First and foremost, while Once a Month Meals strives to be a resource for as many health and allergy needs as possible, we are not healthcare professionals and advise you to consult with yours directly on your personal needs.

However, we did have to build some guidelines into our tag system in order to create a baseline for specific diets such as Paleo Zone, Low Carb, and Low Sodium. Please reference the guidelines below.

Paleo Zone Tags:

For all recipes tagged as “Zone”, you will find recipes that are categorized by their blocks for protein as outlined by the Zone Diet.

The Zone Diet is about focusing and controlling your hormones through food. Eating a food regimen where protein, fat, and carbs are in balance, in turn, balances the hormones in your body. This yields a positive return on your body composition, energy utilization, and blood chemistry.

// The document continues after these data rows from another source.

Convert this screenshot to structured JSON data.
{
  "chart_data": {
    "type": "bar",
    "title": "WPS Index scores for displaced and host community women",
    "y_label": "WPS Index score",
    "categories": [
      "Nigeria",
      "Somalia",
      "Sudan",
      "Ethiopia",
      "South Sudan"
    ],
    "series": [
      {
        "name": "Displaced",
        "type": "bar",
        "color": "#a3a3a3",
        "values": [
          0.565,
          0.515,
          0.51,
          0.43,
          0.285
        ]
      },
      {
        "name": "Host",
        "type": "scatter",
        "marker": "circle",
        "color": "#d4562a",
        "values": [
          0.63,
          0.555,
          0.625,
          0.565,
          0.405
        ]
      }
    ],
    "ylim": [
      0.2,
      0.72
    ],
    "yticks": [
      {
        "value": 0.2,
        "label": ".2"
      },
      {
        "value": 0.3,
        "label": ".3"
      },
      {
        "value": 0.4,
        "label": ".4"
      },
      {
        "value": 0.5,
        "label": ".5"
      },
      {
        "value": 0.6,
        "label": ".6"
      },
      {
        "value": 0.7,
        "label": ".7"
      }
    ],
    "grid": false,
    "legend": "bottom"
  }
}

You will find the following types of food emphasized in these recipes:

  • Proteins – lean, natural meats
  • Carbohydrates – mostly low glycemic fruits and vegetables
  • Fats – Good saturated fats such as olive oil, coconut oil, animal fat, avocados, nuts, butter and ghee

With zoning, you get a set amount of blocks per day according to your weight, body fat, and activity level. You then create your meals with a balanced amount of blocks. A one block meal consists of one choice of protein, one choice of carbohydrate, and one of fat.

Here are the mounts for each block:

  • 1 block Protein = 7 grams
  • 1 block Carbohydrate = 9 grams
  • 1 block Fat  = 3 grams

As mentioned before our tags are noted by the biggest macronutrient, protein. Some recipes will have a 4 block protein, 3 block carb, and 3 block fat, for example. In these instances, you will need to then add one block of fat and carbs to the meal to make a perfectly balanced zone meal.

For more information visit:

Here is a great food guide on blocks for common foods:

Low Carb Tags

All recipes tagged as “low carb” have 20g of carbs or less per serving.

If you need lower than that (i.e. ketogenic diet), then you will have to check the nutritional information included in our Diet and Paleo recipes individually to find what you need. The “Whole30” tag is also a good place to start as there are no added sweeteners, even natural ones.

Low Sodium Tags

All recipes tagged as “low sodium” have 500mg or less per serving.

We recommend that you seek out and purchase low sodium ingredients when possible, even if the grocery list does not specifically list low sodium options.